Perhaps the greatest danger with the Common Core is perceiving it as yet one more initiative or program to add to an already burgeoning plate.  In such a mindset, we might revise our curriculum to incorporate the Common Core and then hope that implementation, and subsequent boosts in student achievement, naturally occurs.   However, without a focus on the associated and necessary shifts in practices, the impact of these curriculum revision efforts on student learning is likely to be minimal.

In a recent article from Educational Leadership, Sandra Alberti describes several shifts in practice that need to occur, in combination with integration of the CCSS, if we are committed to delivering on the ambitious promise of the Common Core -- every student ready for college and career upon graduation:

Shifts Related to English CCSS Language Arts and Literacy Standards
1)   Building knowledge through content-rich nonfiction
2)   Reading and writing grounded in evidence
3)   Regular practice with complex text and academic language

Shifts Related to CCSS Mathematics Standards
1)   Greater focus on fewer topics
2)   Linking topics and thinking across grades
3)   Rigorous pursuit of conceptual understanding, procedural skill, and application

I am thankful for the synthesis of analysis provided by Alberti at the 30,000-foot level for the clarity and opportunity for focus it provides on such a comprehensive topic as the Common Core.  For to be sure,  we cannot provide coherence for others if we do not first possess it ourselves.  Creating coherence in our own minds as school leaders about the major shifts of the Common Core is one way of helping build coherence in those we lead.  In such a way, we help others not lose the forest for the trees. 

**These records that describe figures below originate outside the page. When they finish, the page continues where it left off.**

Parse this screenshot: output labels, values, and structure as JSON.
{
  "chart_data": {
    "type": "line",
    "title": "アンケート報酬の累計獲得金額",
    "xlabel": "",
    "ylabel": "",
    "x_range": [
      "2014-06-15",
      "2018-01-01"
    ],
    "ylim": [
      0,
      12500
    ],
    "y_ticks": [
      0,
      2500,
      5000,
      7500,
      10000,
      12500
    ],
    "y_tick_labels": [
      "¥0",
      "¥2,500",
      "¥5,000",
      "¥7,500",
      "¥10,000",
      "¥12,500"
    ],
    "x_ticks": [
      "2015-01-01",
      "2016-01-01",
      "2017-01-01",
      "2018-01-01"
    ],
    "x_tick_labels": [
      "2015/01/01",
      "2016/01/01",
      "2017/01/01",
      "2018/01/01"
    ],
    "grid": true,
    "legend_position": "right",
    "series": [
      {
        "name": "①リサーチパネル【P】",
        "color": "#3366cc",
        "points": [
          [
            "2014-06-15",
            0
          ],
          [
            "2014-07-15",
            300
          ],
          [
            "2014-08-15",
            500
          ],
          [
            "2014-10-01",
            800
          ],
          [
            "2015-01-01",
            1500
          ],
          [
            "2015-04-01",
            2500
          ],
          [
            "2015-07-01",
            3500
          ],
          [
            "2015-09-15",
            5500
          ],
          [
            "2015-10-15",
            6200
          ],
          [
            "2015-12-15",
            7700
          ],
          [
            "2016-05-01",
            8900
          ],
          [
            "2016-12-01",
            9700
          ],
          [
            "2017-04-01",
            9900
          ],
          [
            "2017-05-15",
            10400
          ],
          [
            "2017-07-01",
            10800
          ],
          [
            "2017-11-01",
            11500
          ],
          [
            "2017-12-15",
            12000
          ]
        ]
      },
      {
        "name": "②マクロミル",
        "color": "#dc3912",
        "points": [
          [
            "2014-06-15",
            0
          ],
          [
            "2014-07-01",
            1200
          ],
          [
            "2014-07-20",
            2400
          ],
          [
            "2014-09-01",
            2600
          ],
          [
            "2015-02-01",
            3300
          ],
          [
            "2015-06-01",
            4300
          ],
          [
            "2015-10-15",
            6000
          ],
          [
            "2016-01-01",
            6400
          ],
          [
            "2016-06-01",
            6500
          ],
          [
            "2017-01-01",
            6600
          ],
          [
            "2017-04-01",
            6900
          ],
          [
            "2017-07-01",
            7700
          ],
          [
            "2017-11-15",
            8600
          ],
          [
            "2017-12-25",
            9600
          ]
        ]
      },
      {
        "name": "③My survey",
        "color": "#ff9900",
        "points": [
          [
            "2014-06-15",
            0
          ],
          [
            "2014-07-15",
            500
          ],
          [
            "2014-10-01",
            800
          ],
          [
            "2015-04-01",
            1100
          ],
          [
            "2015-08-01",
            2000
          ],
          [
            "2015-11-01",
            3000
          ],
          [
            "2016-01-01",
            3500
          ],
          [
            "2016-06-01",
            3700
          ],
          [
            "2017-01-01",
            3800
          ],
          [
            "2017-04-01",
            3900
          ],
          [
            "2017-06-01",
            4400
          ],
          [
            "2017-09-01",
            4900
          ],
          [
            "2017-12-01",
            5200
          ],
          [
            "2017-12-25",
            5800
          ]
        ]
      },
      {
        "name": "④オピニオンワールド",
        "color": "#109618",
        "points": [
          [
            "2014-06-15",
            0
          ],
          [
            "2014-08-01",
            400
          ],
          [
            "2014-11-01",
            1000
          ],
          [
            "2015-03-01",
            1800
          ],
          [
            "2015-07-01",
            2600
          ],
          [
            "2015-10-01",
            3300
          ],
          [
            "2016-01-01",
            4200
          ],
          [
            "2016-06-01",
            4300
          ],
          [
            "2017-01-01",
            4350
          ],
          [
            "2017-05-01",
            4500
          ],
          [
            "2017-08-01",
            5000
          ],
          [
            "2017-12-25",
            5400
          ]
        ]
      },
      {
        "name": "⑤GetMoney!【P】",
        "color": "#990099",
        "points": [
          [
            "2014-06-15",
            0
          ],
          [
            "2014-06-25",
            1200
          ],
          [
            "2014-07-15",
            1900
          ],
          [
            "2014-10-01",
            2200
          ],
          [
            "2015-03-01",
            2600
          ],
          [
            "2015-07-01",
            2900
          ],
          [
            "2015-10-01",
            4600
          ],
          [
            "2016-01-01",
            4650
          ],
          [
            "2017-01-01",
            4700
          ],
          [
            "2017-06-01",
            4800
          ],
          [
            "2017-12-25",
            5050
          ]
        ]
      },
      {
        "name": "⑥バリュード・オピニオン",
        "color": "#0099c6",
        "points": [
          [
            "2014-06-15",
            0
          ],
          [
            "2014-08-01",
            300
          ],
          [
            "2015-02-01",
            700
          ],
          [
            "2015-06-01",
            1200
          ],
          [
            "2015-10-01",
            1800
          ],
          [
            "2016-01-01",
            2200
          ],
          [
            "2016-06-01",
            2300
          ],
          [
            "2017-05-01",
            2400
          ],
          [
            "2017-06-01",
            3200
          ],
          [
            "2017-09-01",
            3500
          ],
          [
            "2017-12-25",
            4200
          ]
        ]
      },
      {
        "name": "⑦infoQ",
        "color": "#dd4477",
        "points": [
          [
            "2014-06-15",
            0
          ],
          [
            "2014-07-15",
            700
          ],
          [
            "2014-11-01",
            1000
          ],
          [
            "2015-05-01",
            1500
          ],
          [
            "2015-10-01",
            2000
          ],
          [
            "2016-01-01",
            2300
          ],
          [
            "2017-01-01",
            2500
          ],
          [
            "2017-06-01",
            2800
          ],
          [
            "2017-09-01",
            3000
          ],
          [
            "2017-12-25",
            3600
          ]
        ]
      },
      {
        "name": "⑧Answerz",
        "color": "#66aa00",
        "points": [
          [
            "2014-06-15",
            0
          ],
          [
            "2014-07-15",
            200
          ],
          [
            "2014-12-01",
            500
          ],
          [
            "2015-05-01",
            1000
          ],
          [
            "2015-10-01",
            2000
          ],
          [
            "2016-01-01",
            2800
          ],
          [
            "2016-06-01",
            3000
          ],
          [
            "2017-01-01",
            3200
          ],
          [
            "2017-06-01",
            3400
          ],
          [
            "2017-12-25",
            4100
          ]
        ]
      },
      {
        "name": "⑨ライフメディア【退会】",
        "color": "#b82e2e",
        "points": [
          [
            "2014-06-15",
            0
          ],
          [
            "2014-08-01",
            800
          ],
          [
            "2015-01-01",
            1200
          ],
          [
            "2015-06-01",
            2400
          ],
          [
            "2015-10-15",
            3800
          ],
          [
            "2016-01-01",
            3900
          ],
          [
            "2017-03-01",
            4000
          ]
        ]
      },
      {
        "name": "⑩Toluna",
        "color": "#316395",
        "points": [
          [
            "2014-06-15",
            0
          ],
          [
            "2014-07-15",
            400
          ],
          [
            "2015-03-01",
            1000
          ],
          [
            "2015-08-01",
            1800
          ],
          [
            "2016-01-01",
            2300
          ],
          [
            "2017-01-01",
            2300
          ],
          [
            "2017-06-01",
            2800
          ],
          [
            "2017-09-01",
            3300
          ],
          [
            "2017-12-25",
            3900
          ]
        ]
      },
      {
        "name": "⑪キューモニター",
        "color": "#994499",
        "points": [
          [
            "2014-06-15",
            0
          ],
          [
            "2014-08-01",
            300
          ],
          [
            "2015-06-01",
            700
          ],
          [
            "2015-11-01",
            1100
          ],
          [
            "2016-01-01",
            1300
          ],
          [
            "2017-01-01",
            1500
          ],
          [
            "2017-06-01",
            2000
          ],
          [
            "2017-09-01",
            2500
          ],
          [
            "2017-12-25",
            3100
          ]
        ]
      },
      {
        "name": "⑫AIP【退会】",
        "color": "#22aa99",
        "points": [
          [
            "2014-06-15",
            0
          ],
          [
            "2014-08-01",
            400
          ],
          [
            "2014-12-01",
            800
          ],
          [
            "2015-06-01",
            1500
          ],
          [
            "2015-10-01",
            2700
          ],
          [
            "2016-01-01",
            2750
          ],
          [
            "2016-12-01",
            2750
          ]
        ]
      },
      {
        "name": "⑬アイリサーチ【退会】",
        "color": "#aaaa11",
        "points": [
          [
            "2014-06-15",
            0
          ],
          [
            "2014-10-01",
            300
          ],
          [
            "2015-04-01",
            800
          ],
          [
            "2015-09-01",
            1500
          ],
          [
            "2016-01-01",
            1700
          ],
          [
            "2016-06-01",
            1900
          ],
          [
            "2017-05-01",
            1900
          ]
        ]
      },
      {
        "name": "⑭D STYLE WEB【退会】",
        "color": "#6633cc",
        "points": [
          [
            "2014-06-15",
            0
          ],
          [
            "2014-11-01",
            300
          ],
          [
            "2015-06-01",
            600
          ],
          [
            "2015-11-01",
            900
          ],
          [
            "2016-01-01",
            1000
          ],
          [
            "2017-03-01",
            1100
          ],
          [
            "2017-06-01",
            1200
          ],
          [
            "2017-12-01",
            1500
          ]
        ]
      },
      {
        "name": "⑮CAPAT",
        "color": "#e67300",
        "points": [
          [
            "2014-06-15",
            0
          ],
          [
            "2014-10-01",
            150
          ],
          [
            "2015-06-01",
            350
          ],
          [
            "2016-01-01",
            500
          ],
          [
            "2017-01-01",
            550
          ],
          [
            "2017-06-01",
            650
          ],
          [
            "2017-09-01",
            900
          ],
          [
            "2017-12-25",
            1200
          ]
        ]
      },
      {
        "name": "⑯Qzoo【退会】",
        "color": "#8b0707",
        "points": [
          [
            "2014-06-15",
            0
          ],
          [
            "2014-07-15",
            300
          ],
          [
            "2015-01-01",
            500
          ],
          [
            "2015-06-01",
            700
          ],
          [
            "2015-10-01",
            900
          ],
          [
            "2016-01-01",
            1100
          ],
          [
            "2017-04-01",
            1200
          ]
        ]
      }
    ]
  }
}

But I am most interested in reflecting about how such coherence of understanding can transfer into coherence of action, especially action that can harness the impact of the many working deeply in a few vital areas to maximize impact on student learning.

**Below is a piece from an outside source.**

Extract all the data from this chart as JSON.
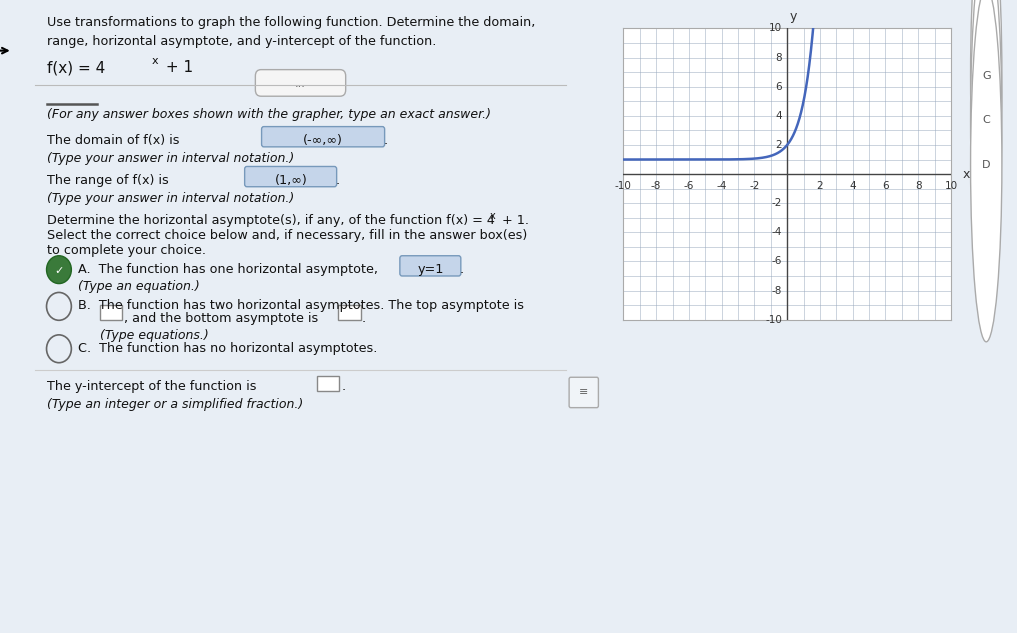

Times of great change are times of great opportunity.  The transition of our field into the Era of the Common Core is, thus, an opportune time to reflect upon what vital few priorities for adult action we should develop deeply -- and what initiatives we should stop doing – in order to have the largest positive impact for our students in the emerging educational terrain.  With such a mindset, as I reflect upon the shifts required of the Common Core, priority around deep teaching and learning practices arise in the following areas:

·      A focus on non-fiction across content areas that pays close attention to text complexity and academic vocabulary.

·      A focus on writing that is grounded in evidence, especially evidence based in close reading of the text.  Such writing emphasis can also elevate the level of conceptual understanding, procedural skill, and application needed.

·      Deep implementation of professional learning communities to promote vertical and horizontal articulation and data-based responses to student learning in an ever more rigorous environment aimed at college and career readiness for all.

In closing, through this blog, I am attempting to model one way that school leaders might find focus for leveraged, high-impact action even in an era of great complexity and change arising from the Common Core.  Certainly, your local student learning data should play a large role in guiding school-wide instructional decisions. But I hope this example attempt at finding coherence and focus among the clutter provides some thoughts for further reflection and consideration.